Cremonese Facing Relegation as Lecce Pulls Ahead
The numbers say it plainly now. Cremonese need a miracle.
Their stoppage-time collapse at home to Lazio has not just cost three points; it has ripped away almost all margin for error in the race to avoid Serie B. The 2-1 defeat in Cremona leaves Marco Giampaolo’s side stuck on 28 points, four adrift of Lecce with only three games left. In a relegation battle this tight, that gap feels enormous.
Lecce, by contrast, have timed their surge to perfection. The Salentini’s 2-1 win away to Pisa on Friday night did more than boost their own tally to 32 points. It sealed Pisa’s fate and dragged Hellas Verona down with them, confirming both clubs will drop to Serie B this summer. One relegation spot remains. It will be decided between Lecce and Cremonese.
Lecce Seize Control
At the Stadio Via del Mare back in March, Santiago Pierotti’s opener against Cremonese felt important. In hindsight, it may prove decisive. Lecce’s ability to strike first in key games, to ride out pressure and escape with narrow wins, has slowly built a cushion that now looks priceless.
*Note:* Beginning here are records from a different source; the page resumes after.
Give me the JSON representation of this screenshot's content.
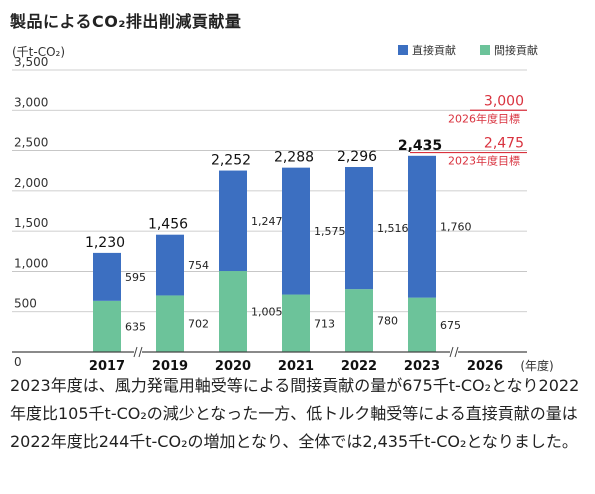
{
  "title": "製品によるCO₂排出削減貢献量",
  "caption": "2023年度は、風力発電用軸受等による間接貢献の量が675千t-CO₂となり2022年度比105千t-CO₂の減少となった一方、低トルク軸受等による直接貢献の量は2022年度比244千t-CO₂の増加となり、全体では2,435千t-CO₂となりました。",
  "chart_data": {
    "type": "bar",
    "stacked": true,
    "unit_label": "(千t-CO₂)",
    "x_unit_label": "(年度)",
    "categories": [
      "2017",
      "2019",
      "2020",
      "2021",
      "2022",
      "2023",
      "2026"
    ],
    "series": [
      {
        "name": "間接貢献",
        "color": "#6cc39a",
        "values": [
          635,
          702,
          1005,
          713,
          780,
          675,
          null
        ]
      },
      {
        "name": "直接貢献",
        "color": "#3c6fc1",
        "values": [
          595,
          754,
          1247,
          1575,
          1516,
          1760,
          null
        ]
      }
    ],
    "totals": [
      "1,230",
      "1,456",
      "2,252",
      "2,288",
      "2,296",
      "2,435",
      null
    ],
    "segment_labels": {
      "indirect": [
        "635",
        "702",
        "1,005",
        "713",
        "780",
        "675"
      ],
      "direct": [
        "595",
        "754",
        "1,247",
        "1,575",
        "1,516",
        "1,760"
      ]
    },
    "ylim": [
      0,
      3500
    ],
    "yticks": [
      {
        "value": 0,
        "label": "0"
      },
      {
        "value": 500,
        "label": "500"
      },
      {
        "value": 1000,
        "label": "1,000"
      },
      {
        "value": 1500,
        "label": "1,500"
      },
      {
        "value": 2000,
        "label": "2,000"
      },
      {
        "value": 2500,
        "label": "2,500"
      },
      {
        "value": 3000,
        "label": "3,000"
      },
      {
        "value": 3500,
        "label": "3,500"
      }
    ],
    "grid": true,
    "legend_position": "top-right",
    "axis_breaks_after": [
      "2017",
      "2023"
    ],
    "targets": [
      {
        "value": 3000,
        "value_label": "3,000",
        "label": "2026年度目標",
        "color": "#d9333f"
      },
      {
        "value": 2475,
        "value_label": "2,475",
        "label": "2023年度目標",
        "color": "#d9333f"
      }
    ],
    "gridline_color": "#bfbfbf",
    "baseline_color": "#444444"
  }
}
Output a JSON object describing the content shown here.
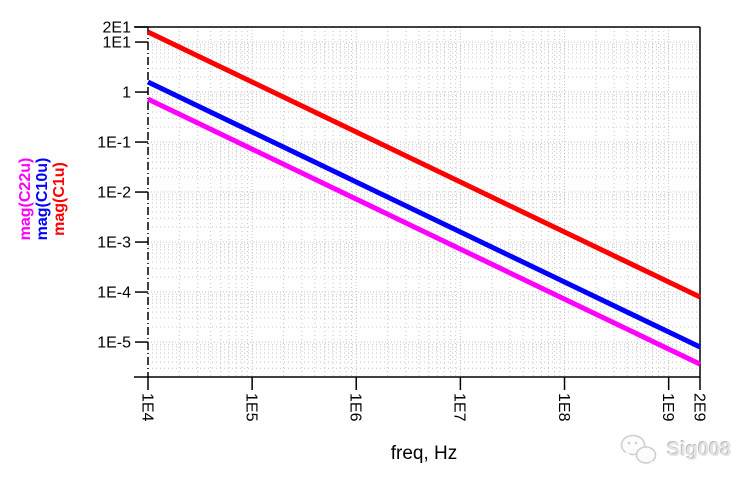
{
  "watermark": {
    "text": "Sig008",
    "logo_icon": "wechat-logo-icon",
    "color": "#d9d9d9"
  },
  "chart_data": {
    "type": "line",
    "title": "",
    "xlabel": "freq, Hz",
    "ylabel": "",
    "x_scale": "log",
    "y_scale": "log",
    "xlim": [
      10000,
      2000000000
    ],
    "ylim": [
      2e-06,
      20
    ],
    "grid": "dotted log minor grid on",
    "legend_position": "left, rotated vertical",
    "x_ticks": [
      {
        "label": "1E4",
        "value": 10000
      },
      {
        "label": "1E5",
        "value": 100000
      },
      {
        "label": "1E6",
        "value": 1000000
      },
      {
        "label": "1E7",
        "value": 10000000
      },
      {
        "label": "1E8",
        "value": 100000000
      },
      {
        "label": "1E9",
        "value": 1000000000
      },
      {
        "label": "2E9",
        "value": 2000000000
      }
    ],
    "y_ticks": [
      {
        "label": "2E1",
        "value": 20
      },
      {
        "label": "1E1",
        "value": 10
      },
      {
        "label": "1",
        "value": 1
      },
      {
        "label": "1E-1",
        "value": 0.1
      },
      {
        "label": "1E-2",
        "value": 0.01
      },
      {
        "label": "1E-3",
        "value": 0.001
      },
      {
        "label": "1E-4",
        "value": 0.0001
      },
      {
        "label": "1E-5",
        "value": 1e-05
      }
    ],
    "x": [
      10000,
      100000,
      1000000,
      10000000,
      100000000,
      1000000000,
      2000000000
    ],
    "series": [
      {
        "name": "mag(C22u)",
        "color": "#FF00FF",
        "values": [
          0.723,
          0.0723,
          0.00723,
          0.000723,
          7.23e-05,
          7.23e-06,
          3.62e-06
        ]
      },
      {
        "name": "mag(C10u)",
        "color": "#0000FF",
        "values": [
          1.59,
          0.159,
          0.0159,
          0.00159,
          0.000159,
          1.59e-05,
          7.96e-06
        ]
      },
      {
        "name": "mag(C1u)",
        "color": "#FF0000",
        "values": [
          15.9,
          1.59,
          0.159,
          0.0159,
          0.00159,
          0.000159,
          7.96e-05
        ]
      }
    ]
  }
}
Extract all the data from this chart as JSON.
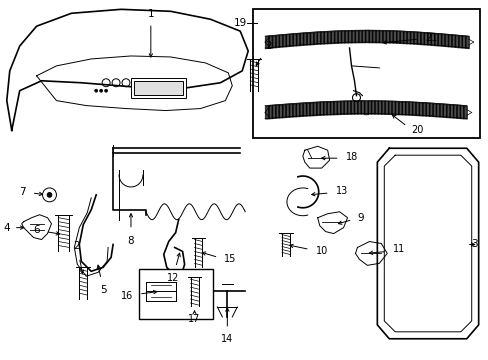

The latest piece of that escape act came at Arena Garibaldi, where Lameck Banda’s goal in Pisa pushed Lecce to the brink of safety. The win didn’t just lift them; it reshaped the entire bottom of the table. With Pisa and Verona now mathematically gone, the spotlight has narrowed. Lecce have a four-point head start and three hurdles to clear: Juventus at home, Sassuolo away, Genoa at home.
None of those fixtures is straightforward. Yet they step into them with something Cremonese can only envy right now—breathing space.
Cremonese Crushed by Late Blow
Cremonese’s path, on paper, looks kinder: Pisa at home, Udinese away, Como at the Stadio Giovanni Zini on the final day. But paper doesn’t tell you about the weight in players’ legs when they know every mistake could send a club down.
Against Lazio, that tension was almost visible. Youssef Maleh battled for every ball, duelling with Nuno Tavares as Cremonese tried to claw their way to a precious result. They were minutes away from at least a point. Then came stoppage time. Then came the punch to the gut.
The defeat did more than freeze them on 28 points. It allowed the rest of the pack to slip out of reach. Genoa, now on 40 points, are officially safe. Cagliari and Fiorentina, both nine points clear of Cremonese, can all but relax. Even in the worst-case scenario, their only danger would be a play-off. For them, the storm has passed.
For Cremonese, it is only intensifying.
The Math of Desperation
The rules are clear. In Serie A, if two teams finish level on points in the relegation places, they face each other in a two-legged play-off to decide who stays up. If more than two sides are tied, a mini-league of head-to-head results between those clubs determines the bottom two, who then go into that same play-off.
Right now, Cremonese are not even in position to dream of that lifeline. Four points behind Lecce, they must not only win; they must hope Lecce stumble, and stumble badly.
The scenarios are brutal in their simplicity. Cremonese almost certainly need at least two wins, perhaps all three, from Pisa, Udinese and Como. Anything less, and they are relying on Lecce collapsing against Juventus, Sassuolo and Genoa. One misstep, one late goal conceded, one chance missed in front of a home crowd, and the ladder to safety might be kicked away for good.
A Season on the Edge
This is what the run-in looks like when survival becomes a calculation, when every fixture elsewhere suddenly matters as much as your own. Lecce can see the line and feel the momentum. Cremonese can see it too, but from the wrong side, knowing that even perfection from here might not be enough.
Three games, four points, one place left in Serie A.
Cremonese have no choice now. They must turn desperation into fuel, turn their home against doomed Pisa into a statement, then carry that belief to Udine and back to Cremona for Como. Because if they don’t, the question will not be whether they go down.
It will be how long it takes them to find their way back.